Pour un prestataire qui souhaite délivrer du conseil, le principal handicap est le renchérissement du prix de son offre. En effet, le conseil a un coût et rares sont les entreprises ou les salariés qui acceptent de passer à la caisse. De plus, selon Natixis Interépargne et Amundi, les épargnants salariés bénéficient d’ores et déjà de nombreux appuis : surveillance paritaire des fonds, mise à disposition d'outils permettant d’effectuer des choix d’investissement en toute connaissance de cause, etc.

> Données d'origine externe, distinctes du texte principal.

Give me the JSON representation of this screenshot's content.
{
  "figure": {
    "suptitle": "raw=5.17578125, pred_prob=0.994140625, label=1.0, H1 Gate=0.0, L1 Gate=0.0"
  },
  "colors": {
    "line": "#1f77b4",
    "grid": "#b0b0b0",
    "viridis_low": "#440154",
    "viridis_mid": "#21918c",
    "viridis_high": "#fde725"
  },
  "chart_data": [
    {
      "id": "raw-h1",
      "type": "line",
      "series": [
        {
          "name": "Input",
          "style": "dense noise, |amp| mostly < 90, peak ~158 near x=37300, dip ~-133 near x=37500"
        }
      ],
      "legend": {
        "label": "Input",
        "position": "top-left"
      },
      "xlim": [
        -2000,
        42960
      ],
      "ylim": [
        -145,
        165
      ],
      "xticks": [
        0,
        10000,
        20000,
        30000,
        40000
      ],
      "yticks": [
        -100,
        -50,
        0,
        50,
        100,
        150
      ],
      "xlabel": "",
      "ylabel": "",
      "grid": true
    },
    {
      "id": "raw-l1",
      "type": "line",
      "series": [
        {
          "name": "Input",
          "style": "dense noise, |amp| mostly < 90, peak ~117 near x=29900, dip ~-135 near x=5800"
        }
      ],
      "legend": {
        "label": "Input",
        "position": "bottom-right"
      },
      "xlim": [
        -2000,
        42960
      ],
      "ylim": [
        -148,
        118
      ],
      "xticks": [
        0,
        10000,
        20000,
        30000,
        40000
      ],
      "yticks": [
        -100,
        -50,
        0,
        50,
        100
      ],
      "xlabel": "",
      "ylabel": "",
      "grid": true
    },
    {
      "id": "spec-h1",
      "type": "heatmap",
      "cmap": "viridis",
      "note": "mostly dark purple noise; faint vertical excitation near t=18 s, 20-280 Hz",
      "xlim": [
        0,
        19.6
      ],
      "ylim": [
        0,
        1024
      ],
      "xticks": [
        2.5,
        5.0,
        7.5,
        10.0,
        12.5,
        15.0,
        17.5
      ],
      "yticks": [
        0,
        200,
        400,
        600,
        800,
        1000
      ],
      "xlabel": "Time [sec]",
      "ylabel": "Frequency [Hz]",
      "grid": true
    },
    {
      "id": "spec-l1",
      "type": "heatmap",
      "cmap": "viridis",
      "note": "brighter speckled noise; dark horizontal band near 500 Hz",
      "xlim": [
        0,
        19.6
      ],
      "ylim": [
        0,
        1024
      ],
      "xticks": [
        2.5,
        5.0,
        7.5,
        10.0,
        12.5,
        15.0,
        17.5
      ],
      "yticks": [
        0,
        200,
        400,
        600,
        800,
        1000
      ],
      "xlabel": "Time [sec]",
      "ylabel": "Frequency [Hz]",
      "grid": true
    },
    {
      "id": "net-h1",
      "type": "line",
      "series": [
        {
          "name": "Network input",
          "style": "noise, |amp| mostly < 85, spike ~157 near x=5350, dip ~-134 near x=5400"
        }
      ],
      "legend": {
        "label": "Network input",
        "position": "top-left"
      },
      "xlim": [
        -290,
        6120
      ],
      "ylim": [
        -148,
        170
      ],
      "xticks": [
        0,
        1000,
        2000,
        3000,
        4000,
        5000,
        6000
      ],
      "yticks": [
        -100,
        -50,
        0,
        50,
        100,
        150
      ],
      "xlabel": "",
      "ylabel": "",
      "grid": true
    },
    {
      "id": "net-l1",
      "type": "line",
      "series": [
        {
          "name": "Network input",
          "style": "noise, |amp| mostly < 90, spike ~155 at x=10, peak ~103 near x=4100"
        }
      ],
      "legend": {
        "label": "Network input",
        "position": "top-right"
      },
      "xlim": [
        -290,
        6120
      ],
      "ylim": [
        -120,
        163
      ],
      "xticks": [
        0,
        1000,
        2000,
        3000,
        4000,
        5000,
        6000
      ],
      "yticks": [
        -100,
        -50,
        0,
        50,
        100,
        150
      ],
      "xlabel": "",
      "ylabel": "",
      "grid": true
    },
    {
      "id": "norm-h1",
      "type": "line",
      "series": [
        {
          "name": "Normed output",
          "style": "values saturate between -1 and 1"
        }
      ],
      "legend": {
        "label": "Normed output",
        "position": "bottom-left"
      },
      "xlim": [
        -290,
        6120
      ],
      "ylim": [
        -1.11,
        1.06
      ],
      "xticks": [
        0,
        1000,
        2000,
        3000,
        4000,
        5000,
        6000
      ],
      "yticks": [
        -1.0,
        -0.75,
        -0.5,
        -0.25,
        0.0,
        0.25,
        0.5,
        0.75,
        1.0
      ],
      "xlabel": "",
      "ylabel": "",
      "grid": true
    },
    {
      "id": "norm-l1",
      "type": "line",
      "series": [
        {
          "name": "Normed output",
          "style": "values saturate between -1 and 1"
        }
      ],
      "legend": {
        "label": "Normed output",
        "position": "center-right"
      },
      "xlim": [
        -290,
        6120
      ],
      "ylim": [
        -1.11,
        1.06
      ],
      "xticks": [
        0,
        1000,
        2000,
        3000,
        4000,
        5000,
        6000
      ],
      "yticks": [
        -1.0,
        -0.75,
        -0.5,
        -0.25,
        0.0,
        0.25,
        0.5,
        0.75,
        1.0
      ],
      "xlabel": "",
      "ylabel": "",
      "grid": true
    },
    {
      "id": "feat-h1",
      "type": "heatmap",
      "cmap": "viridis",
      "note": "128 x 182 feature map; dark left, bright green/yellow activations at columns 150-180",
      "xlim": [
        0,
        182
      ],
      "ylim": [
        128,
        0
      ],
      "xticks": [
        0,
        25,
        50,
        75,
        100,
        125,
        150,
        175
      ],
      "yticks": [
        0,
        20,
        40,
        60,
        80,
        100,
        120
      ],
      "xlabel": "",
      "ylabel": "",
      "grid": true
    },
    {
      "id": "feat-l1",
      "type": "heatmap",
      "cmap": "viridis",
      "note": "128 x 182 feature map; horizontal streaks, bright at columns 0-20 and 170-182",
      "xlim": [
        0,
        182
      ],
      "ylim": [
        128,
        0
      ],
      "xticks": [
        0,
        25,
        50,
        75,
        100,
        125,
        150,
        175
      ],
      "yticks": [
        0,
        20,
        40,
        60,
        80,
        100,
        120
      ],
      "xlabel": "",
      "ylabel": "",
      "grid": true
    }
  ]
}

L’autre reproche formulé porte sur les performances des fonds d’épargne salariale, qui serait moins bonne que celle des véhicules traditionnels (voir l’article de Winter & Associé-Groupe Optimind). Pour en avoir le cœur net, Banque & Stratégie a demandé à Europerformance d’établir une comparaison. À y regarder de plus près, le résultat est parfois à l’avantage de l’épargne salariale ; c’est le cas en gestion diversifiée.

Et lorsque, à l’inverse, les FCPE (Fonds communs de placement d’entreprise) sont à la traîne, la prudence et l’horizon de long terme sont mis en avant par les gérants pour justifier le résultat.

Dossier réalisé par Sophie Gauvent

[1] L’épargne salariale est alimentée par l’intéressement, la participation et des abondements éventuellement versés par l’employeur et par des versements volontaires du salarié. Le premier dispositif dont s’équipent les entreprises est le PEE (Plan d’épargne entreprise) qui est bloqué 5 ans (sauf cas particuliers listés). Elles peuvent aussi proposer un PERCO (Plan d’épargne pour la retraite collectif) aux salariés qui souhaitent investir en vue de leurs vieux jours. À l’intérieur des deux dispositifs, les salariés peuvent choisir parmi différents fonds d’investissement.